Ein großer Themenbogen wird beim heurigen Janusz Korczak-Symposium gespannt, das am 29. und 30. April 2022 in der Pädagogischen Hochschule im 10. Wiener Gemeindebezirk stattfindet. Experten aus Deutschland, der Schweiz und Österreich werden die Erwartungen an eine kindergerechte Pädagogik beleuchten und dabei Bezug auf den pädagogischen Erneuerer und Vordenker Janusz Korczak nehmen.

 Agata Skalska M.A, Kindheitspädagogin an der Hochschule Düsseldorf, wird über die Themen Partizipation und Rechte der Kinder sprechen. Sie kritisiert, dass in einer von Erwachsenen dominierten Lebenswelt Kinder nur eingeschränkte Artikulations- und Einflussmöglichkeiten hätten. Kinder sollten jedoch nicht nur ein Recht auf Mitwirkung bei den sie direkt betreffenden Bereichen haben, sondern auch bei gesellschaftlich relevanten Themen, die sie indirekt oder erst viel später betreffen würden. Auch bei der Wissensproduktion sollten sie mit einbezogen werden, so Skalska.

Prof. Michael Kirchner von der Universität Bielefeld wird mögliche Bedingungen für ein gelingendes Zusammenleben zwischen Kindern und Erwachsenen am Beispiel der Waisenhäuser „Dom Sierot“ und „Nasz Dom“ in Warschau reflektieren.
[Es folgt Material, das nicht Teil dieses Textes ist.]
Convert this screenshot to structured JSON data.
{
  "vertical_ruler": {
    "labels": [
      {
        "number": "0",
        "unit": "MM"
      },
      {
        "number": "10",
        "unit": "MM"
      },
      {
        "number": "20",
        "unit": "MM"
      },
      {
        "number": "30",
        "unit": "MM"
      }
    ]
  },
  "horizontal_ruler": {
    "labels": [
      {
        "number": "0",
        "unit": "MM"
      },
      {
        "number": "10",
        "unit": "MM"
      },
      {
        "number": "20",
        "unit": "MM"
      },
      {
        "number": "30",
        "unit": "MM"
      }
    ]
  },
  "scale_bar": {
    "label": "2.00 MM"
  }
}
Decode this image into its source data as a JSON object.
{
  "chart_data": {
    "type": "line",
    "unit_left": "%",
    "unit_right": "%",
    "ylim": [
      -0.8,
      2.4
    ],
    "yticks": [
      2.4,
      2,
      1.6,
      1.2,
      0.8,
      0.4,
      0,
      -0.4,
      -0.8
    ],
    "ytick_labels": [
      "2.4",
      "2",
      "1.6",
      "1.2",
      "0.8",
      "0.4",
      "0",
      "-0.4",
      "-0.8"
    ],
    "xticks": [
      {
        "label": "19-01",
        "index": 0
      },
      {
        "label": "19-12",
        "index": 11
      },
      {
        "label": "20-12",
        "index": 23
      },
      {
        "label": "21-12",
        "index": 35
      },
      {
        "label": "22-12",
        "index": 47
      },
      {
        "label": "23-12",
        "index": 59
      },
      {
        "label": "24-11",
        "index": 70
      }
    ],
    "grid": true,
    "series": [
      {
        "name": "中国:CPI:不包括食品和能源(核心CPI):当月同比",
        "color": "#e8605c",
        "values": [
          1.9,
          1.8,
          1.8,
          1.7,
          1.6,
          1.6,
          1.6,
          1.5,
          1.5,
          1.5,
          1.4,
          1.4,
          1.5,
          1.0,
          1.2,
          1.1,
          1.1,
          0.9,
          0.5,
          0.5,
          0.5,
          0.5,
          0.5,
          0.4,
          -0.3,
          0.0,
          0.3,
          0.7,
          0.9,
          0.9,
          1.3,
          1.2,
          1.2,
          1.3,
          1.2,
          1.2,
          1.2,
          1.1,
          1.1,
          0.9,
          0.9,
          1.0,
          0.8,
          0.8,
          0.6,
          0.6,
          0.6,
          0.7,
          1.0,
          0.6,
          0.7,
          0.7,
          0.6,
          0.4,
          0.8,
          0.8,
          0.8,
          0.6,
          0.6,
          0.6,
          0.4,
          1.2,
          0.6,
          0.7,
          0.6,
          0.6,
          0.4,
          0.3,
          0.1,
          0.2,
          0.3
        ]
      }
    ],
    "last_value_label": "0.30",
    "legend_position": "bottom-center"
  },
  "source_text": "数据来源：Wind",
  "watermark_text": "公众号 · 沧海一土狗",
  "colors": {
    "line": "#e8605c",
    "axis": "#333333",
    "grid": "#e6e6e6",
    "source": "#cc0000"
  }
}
Dort hat Janusz Korczak seine wegweisende Pädagogik der Achtung in die Praxis umgesetzt. Anhand dieses “pädagogischen Raums“, wie Kirchner die beiden Waisenhäuser bezeichnet, lassen sich vier zwischenmenschliche Beziehungen ausmachen, die ein gutes Zusammenleben fördern. Kirchner betont vor allem die Bedeutung von Kooperation und Solidarität in den zwischenmenschlichen Beziehungen.